Qantas, obviously, is a standout, but the incumbent benefits from size and muscle which Cyrus cannot match.
“We believe Virgin Australia can be the best airline in Australia,” Peachey says. “It doesn’t have to be the biggest – Virgin America wasn’t the biggest – but it can be the best, and we think that it will be.”
Cyrus sees the new Virgin Australia as a smaller airline, likely in terms of both fleet and routes, with an initial focus on the domestic market and some short-range overseas flying such as New Zealand.
“Our thinking on size and focus is driven by the need to simplify the airline,” Peachey explains.
“It has become too complex over many years” in in its journey from low-cost Virgin Blue to a full-throated Qantas competitor, he elaborates, “with lots of pieces added and multiple different businesses operating inside of Virgin Australia.”
“We intend to simplify. That doesn’t necessarily mean ‘shrink dramatically’, but it means to have more focus around what needs to get done from a network and a fleet standpoint.”
“We believe the simpler the business is, the more focused management can be in returning the core engine of the business, which is the domestic and short-haul international business to profitability against the uncertainty of the COVID backdrop.”

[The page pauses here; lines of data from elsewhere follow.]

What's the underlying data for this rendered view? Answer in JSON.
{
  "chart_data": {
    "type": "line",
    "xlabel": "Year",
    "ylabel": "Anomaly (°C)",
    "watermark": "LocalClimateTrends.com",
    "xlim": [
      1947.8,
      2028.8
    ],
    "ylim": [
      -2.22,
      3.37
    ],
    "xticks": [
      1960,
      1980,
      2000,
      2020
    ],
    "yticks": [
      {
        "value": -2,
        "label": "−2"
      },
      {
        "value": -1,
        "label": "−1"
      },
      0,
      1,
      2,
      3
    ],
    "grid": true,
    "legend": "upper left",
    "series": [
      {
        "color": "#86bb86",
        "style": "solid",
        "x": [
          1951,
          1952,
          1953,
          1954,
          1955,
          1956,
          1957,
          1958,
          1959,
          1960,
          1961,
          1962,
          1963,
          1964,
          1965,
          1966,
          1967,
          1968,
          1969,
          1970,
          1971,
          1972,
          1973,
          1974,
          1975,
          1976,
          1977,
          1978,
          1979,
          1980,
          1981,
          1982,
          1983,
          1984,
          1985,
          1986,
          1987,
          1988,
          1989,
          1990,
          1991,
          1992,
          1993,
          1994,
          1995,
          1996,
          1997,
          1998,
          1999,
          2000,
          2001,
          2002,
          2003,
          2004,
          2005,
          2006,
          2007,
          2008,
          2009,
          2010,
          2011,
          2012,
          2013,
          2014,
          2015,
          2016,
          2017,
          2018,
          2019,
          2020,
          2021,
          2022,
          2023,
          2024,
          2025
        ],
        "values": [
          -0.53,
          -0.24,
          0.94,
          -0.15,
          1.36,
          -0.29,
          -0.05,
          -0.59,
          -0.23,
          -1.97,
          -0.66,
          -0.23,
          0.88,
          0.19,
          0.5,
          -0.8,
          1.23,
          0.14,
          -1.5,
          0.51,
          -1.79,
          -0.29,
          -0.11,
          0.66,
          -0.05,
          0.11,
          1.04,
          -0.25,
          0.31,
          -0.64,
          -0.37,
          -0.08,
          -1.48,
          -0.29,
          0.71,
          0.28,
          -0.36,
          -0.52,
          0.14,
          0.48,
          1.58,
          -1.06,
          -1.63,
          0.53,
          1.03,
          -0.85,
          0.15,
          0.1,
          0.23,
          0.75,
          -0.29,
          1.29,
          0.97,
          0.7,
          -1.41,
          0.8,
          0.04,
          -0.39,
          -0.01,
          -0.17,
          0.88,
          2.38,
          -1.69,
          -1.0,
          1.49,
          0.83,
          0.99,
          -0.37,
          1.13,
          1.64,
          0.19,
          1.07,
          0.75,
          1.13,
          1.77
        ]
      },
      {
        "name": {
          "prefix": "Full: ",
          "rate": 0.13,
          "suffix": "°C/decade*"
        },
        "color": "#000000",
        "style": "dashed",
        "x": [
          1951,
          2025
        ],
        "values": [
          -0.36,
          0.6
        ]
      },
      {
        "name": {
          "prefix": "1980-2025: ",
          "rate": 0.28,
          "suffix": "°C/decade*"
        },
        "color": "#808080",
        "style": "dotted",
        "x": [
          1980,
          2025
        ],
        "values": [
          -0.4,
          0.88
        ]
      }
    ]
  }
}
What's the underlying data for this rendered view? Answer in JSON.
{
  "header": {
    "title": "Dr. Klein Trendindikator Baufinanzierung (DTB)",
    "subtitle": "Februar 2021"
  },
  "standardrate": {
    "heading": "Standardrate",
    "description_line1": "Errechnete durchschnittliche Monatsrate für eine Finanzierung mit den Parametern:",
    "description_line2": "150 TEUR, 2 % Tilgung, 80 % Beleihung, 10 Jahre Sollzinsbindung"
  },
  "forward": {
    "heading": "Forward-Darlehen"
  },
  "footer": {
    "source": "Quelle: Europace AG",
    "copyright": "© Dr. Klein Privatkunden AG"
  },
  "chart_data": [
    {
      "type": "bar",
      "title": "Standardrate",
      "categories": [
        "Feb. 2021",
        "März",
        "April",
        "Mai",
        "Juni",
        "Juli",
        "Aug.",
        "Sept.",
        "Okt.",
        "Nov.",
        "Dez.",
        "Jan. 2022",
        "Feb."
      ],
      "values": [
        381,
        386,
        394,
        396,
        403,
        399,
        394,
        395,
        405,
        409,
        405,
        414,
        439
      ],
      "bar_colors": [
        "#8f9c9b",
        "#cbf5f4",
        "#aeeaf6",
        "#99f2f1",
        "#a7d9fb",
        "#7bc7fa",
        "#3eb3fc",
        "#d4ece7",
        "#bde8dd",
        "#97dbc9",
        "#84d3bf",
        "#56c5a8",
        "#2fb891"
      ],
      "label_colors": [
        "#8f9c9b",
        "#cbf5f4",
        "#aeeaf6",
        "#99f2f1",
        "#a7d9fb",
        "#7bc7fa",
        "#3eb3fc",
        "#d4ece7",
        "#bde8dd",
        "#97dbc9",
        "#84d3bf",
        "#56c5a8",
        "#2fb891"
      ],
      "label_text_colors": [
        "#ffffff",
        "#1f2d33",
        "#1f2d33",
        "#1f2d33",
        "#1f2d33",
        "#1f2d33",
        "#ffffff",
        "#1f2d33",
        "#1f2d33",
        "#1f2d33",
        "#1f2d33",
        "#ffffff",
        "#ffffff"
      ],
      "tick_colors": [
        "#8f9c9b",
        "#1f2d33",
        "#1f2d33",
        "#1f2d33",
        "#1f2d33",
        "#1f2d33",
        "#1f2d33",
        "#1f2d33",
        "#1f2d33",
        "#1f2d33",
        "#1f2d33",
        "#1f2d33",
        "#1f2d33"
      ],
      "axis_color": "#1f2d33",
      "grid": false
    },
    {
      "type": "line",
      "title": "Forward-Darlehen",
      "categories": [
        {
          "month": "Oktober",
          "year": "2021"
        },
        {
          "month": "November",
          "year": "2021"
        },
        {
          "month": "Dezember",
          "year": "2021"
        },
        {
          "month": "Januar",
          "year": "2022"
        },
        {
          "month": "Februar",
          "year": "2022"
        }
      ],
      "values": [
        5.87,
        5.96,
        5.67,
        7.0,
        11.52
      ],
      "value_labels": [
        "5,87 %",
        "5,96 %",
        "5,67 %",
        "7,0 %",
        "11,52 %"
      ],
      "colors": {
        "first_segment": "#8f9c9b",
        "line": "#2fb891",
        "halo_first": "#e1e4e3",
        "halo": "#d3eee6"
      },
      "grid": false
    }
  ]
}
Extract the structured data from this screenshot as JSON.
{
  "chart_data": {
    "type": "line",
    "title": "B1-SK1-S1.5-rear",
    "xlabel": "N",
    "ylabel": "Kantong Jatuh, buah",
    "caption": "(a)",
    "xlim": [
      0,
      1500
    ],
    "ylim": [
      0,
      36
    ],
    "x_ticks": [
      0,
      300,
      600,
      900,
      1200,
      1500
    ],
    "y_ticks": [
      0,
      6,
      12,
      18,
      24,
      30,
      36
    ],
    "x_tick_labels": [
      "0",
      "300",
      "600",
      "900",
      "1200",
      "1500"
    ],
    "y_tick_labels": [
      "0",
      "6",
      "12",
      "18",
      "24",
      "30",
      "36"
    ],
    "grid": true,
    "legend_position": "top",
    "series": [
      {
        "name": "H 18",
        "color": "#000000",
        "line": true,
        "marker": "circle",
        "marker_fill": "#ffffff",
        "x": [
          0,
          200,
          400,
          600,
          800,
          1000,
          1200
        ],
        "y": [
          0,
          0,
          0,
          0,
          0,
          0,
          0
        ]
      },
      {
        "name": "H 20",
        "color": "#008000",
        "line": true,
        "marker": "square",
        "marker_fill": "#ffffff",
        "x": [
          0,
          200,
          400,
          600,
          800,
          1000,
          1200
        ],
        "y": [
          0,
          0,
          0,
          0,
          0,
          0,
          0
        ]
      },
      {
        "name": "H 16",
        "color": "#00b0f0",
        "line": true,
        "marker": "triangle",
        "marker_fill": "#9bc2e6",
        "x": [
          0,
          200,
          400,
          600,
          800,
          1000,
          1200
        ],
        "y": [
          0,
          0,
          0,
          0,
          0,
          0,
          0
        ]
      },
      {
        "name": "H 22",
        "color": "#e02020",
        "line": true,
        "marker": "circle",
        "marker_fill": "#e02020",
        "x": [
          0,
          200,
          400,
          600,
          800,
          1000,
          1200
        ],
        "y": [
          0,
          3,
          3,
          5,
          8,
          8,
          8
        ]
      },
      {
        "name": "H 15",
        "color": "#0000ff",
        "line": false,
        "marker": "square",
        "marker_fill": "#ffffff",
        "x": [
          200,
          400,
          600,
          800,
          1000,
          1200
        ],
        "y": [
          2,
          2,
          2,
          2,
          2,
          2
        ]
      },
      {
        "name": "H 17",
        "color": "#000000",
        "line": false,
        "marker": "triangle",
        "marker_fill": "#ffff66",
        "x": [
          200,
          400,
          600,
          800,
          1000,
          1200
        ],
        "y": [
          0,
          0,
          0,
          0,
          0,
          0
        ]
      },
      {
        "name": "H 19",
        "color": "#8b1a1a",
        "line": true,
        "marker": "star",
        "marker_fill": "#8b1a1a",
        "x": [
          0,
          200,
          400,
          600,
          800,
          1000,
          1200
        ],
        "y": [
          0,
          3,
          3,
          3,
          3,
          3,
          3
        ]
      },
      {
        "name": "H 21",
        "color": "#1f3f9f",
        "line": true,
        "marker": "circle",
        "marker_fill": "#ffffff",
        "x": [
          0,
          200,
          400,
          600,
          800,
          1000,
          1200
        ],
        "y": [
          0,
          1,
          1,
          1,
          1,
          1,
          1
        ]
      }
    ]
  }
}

As to how much smaller the right-sized Virgin 2.0 will be, Peachey wouldn’t be drawn, apart from saying “we think it needs to retain a good amount of scale in order to be a viable carrier.”
But a key plank of simplifying Virgin would be to strip its fleet back to just the Boeing 737 and, as demand for international travel returns, replace both the Airbus A330s and Boeing 777s with Boeing 787 Dreamliners.
This is the same recovery plan put forward by current Virgin CEO Paul Scurrah, and Peachey says Cyrus is “very much in alignment” with Scurrah and his management team.
“When Paul (Scurrah) came in with a mandate to return the airline to profitability, we were very supportive of that,” Peachey reflects. “We believe this management team is best placed to do that.”
Notably, that team includes Virgin Australia chief commercial officer John MacLeod, who was Virgin America’s senior vice-president of planning and sales from mid-2012 to early-2017 – along with stints at Alaska Airlines, Air Canada an Air New Zealand – and whom Scurrah appointed in late 2019 to over see a restructure of Virgin’s routes, network and revenue management.
Peachey believes that working with Scurrah to recast Virgin Australia as a smaller, streamlined mid-market airline would dramatically change Virgin’s trajectory and could return it to profitability within three years, depending on how quickly the market recovers from COVID-19.
“No one knows how long it will take for the airline to recover, or even if the market will fully recover. We are all optimistic that it will.”
But Cyrus has “no intention or need to do a ‘quick flip’ here,” Peachey attests.
“We absolutely believe the business can return to the public markets as well. We’re fully expecting to remain involved to that point and then beyond.”
Virgin Australia would borrow another page from the Virgin America flight-plan in embracing the parent superbrand’s unique and highly recognisable attitude.
“We would like to bring back that core DNA of the Virgin brand and reinvigorate the service and the culture,” Peachey says, adding that Virgin Australia had become “a little too corporate.”
“Our plan would be to harness the power of the Virgin brand and bring back some of that sort of early challenger DNA.”
“The cultural element which Virgin brings to the table is really key,” he says, with that element being an“employee first, customer close second” strategy.
“The word I use is ‘entrepreneurial’. Giving employees of an airline the ability to be entrepreneurial, giving them permission to think for themselves, allowing them to bring their personality to the table, is the key to making the customer experience really special.”